La volonté de généraliser la vidéosurveillance algorithmique intervient dans un contexte où l’infrastructure sociotechnique à laquelle se greffent ces algorithmes – à savoir la vidéosurveillance dite « classique » – s’est démultipliée dans nos villes. La VSA, développée et vendue par des entreprises du secteur militaire et de la sécurité, a d’ailleurs déjà été déployée ces dernières années, en toute opacité et en toute illégalité, par plusieurs villes et collectivités. Ce déploiement ne répond pas à un réel besoin, mais à des logiques et pressions politiciennes et économiques : à l’instar des dynamiques de gentrification, il témoigne d’un abandon des collectivités au profit d’une gestion néolibérale de l’espace. En somme, entreprises et investisseurs se partagent nos espaces de vie, puis le pouvoir en normalise et contrôle les usages.

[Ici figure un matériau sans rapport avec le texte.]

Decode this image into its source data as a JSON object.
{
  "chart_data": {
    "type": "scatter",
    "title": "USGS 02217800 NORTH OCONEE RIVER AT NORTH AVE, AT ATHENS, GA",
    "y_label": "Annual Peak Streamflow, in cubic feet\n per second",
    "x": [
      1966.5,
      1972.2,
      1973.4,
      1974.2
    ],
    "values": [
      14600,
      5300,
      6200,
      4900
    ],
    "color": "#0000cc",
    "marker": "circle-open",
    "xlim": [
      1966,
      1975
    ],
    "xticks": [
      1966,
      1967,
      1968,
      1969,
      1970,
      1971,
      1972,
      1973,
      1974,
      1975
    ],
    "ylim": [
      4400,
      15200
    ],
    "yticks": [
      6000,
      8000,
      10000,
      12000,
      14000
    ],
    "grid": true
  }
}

La vidéosurveillance automatisée vise en priorité les personnes qui passent le plus de temps à l’extérieur, c’est-à-dire les plus pauvres. Ce sont précisément leurs comportements que ces outils ciblent : maraudage, mendicité, réunions statiques, etc. Cette focalisation n’est pas le simple « effet de bord » d’une technologie immature qui aurait encore quelques « biais ». Les constructeurs de ces dispositifs affirment clairement lutter contre des comportements définis comme « anormaux » qui, bien qu’étant parfaitement communs pour une large partie de la population, permettent de cibler celles et ceux qui les adoptent. La VSA amplifie ainsi les pratiques discriminatoires en automatisant les contrôles fondés en sous-main sur des critères sociaux et raciaux.

La France, médaille d’or de la surveillance de masse

De plus, cette vidéosurveillance automatisée fait changer d’échelle les pouvoirs répressifs de l’État. Si la police dispose d’un temps et de ressources limitées, la VSA promet de dépasser cette limite. Par exemple, l’espionnage d’opposants politiques ou de militants qui dérangent le pouvoir en place, ou qui dénoncent les pratiques violentes de la police elle-même, implique aujourd’hui des moyens humains importants. La VSA rend ces pratiques ordinaires en permettant de suivre, à coût quasi nul une fois le système en place, des personnes sur l’ensemble des caméras d’une ou plusieurs villes. Ce changement transforme considérablement la manière dont les pouvoirs de police sont exercés et dont la répression est organisée encore plus en amont. Nous assistons à l’apparition potentielle d’une police omnisciente disposant de la capacité de surveiller et d’agir sur l’ensemble de la population.

Avec cette loi, la France serait le premier État membre de l’Union européenne (UE) à légaliser et autoriser la surveillance biométrique, à l’opposé d’autres positionnements au sein de l’UE6. Elle se rapproche ainsi de la culture de la surveillance de pays autoritaires comme la Russie, la Chine et le Qatar. Présentée comme une « expérimentation » sur deux ans, avec la Coupe du monde de rugby à l’automne 2023 qui servira de premier test grandeur nature ainsi que les festivals culturels et artistiques de l’été prochain, la loi JO 2024 s’inscrit dans une stratégie à la fois de passage en force et de validation du fait accompli : plus de 200 villes emploient déjà la VSA en France, parfois depuis 2017. Une fois légalisée et testée, la VSA risque bien de rester.